The first option, she says, was “the appointment of an authoritative local leader who would be closely tied with the local elites and who could on account of his real influence hold the republic.” The problem with that approach, Stanovaya continues, is that Moscow might lose control over such a strong leader and then have to struggle to remove him.
The second option, the Moscow commentator argues, was to name “a new ‘Zyazikov’,” someone from the force structures with no ties to local elites but capable of working with the siloviki and relying on the federal center “to impose order.” But that approach, as Zyazikov’s tenure showed, carried the risk of having someone in office who was in control of nothing.
The third option was, as Stanovaya says, both “risky and untried,” but it was the one that Medvedev ultimately backed by choosing Yevkurov. The desired candidate, according to this variant, was someone who enjoyed some authority with local people because of his career “but was not connected too closely with the local elites.”
Yevkurov was in fact the second person of this type Medvedev had named to head a North Caucasus republic. Earlier, he had appointed Boris Ebzeyev to head Karachayevo-Cherkessia. But after Yevkurov was named, Stanovaya continues, “experts recognized that a certain Medvedev style of cadre policy was being formed.”
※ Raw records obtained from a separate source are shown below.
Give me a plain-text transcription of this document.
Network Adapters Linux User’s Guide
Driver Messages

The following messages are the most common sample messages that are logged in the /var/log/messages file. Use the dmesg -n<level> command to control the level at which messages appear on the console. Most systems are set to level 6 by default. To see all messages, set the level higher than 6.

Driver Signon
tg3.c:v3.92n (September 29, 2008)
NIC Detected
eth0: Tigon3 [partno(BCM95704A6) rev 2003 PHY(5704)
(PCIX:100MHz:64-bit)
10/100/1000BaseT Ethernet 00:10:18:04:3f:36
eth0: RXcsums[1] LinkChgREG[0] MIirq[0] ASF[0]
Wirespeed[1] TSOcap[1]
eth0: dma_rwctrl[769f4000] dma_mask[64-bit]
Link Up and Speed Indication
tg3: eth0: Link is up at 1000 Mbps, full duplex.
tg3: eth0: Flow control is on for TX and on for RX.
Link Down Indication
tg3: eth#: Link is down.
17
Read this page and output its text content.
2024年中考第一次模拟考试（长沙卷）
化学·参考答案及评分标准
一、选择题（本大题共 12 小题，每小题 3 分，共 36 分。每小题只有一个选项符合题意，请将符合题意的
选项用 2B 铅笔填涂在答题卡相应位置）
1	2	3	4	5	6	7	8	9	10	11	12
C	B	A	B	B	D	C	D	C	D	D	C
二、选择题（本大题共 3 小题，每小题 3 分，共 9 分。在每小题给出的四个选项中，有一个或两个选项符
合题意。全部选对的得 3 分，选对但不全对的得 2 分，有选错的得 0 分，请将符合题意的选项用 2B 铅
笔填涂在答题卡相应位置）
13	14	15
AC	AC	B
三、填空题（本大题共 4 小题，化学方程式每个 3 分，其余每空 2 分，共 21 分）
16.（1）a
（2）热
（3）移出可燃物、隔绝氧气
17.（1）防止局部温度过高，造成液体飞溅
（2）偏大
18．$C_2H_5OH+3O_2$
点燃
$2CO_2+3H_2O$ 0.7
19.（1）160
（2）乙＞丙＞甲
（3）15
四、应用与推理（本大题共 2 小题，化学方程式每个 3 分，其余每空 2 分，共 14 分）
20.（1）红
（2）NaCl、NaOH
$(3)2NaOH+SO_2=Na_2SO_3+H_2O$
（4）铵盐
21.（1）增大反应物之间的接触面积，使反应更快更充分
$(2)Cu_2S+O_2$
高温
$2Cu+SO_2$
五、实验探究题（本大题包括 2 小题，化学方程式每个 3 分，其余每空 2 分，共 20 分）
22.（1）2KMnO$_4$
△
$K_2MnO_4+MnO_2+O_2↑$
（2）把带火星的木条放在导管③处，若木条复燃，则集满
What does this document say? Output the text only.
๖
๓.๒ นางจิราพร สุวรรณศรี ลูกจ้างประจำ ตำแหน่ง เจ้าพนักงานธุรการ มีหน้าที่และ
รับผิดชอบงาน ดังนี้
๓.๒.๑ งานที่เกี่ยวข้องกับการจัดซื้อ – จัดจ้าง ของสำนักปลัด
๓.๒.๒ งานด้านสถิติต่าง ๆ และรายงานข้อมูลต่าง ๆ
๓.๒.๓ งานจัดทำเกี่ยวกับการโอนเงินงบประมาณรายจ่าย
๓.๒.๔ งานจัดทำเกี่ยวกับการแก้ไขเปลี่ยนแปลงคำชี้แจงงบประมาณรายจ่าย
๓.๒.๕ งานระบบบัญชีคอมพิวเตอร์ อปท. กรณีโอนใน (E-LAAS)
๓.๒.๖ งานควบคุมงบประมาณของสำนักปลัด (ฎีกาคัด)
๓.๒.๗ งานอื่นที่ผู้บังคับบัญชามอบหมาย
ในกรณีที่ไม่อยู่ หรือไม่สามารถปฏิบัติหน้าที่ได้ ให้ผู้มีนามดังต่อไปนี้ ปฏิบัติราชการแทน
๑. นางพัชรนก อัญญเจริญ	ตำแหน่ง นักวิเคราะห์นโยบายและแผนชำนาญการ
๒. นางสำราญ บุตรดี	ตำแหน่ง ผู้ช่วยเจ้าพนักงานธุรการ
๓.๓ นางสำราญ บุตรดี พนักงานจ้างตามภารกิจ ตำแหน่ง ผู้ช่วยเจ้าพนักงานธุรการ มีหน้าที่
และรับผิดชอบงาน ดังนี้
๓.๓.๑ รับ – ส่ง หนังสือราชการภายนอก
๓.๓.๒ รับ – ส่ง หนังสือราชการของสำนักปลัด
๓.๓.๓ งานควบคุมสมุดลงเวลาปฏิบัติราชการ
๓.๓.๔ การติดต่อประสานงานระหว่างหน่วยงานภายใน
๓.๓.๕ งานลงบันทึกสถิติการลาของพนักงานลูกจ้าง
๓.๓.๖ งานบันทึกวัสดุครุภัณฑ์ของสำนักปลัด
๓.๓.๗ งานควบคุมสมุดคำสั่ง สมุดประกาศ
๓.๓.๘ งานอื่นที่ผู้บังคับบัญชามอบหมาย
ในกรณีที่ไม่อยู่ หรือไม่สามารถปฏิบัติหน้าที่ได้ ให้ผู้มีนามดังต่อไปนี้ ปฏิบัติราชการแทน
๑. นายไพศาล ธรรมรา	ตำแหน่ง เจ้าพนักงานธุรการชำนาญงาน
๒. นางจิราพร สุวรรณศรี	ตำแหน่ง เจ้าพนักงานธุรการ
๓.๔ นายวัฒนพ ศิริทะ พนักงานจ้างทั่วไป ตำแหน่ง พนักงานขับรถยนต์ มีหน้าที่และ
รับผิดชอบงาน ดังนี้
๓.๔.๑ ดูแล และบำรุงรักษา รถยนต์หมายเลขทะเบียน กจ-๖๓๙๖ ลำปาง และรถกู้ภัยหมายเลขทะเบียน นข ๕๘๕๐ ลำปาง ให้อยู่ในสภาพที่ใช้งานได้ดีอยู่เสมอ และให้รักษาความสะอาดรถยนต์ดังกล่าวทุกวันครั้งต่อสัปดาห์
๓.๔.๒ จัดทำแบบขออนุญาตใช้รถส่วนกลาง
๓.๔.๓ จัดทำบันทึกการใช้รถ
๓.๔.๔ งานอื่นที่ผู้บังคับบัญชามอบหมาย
In their commentaries about this, she writes, “the main risk” they was the lack of administrative experience in such candidates. But, Stanovaya notes, “the main risk turned out to be something else: Yevkurov was making sufficient progress at least compared to Zyazikov that he became a target.
But there is an even larger risk on view now. If Medvedev shifts totally and completely into the camp of those like Putin who believe that force alone will be sufficient to defeat the militants, who support people like Kadyrov, and who back outsider siloviki to fill key posts, then what will be at risk is any possibility of stability in the North Caucasus anytime soon.
And that danger helps explain why some are saying “the Kremlin does not control the situation” (www.gazeta.ru/comments/2009/06/22_e_3214257.shtml), why others are speaking about the existence there of “an underground terrorist state” (www.mk.ru/incident/305687.html), and while still a third insists that what Ingushetia needs now are “not soldiers but ethnographers” (infox.ru/authority/state/2009/06/22/yevkurov_mysli.phtml).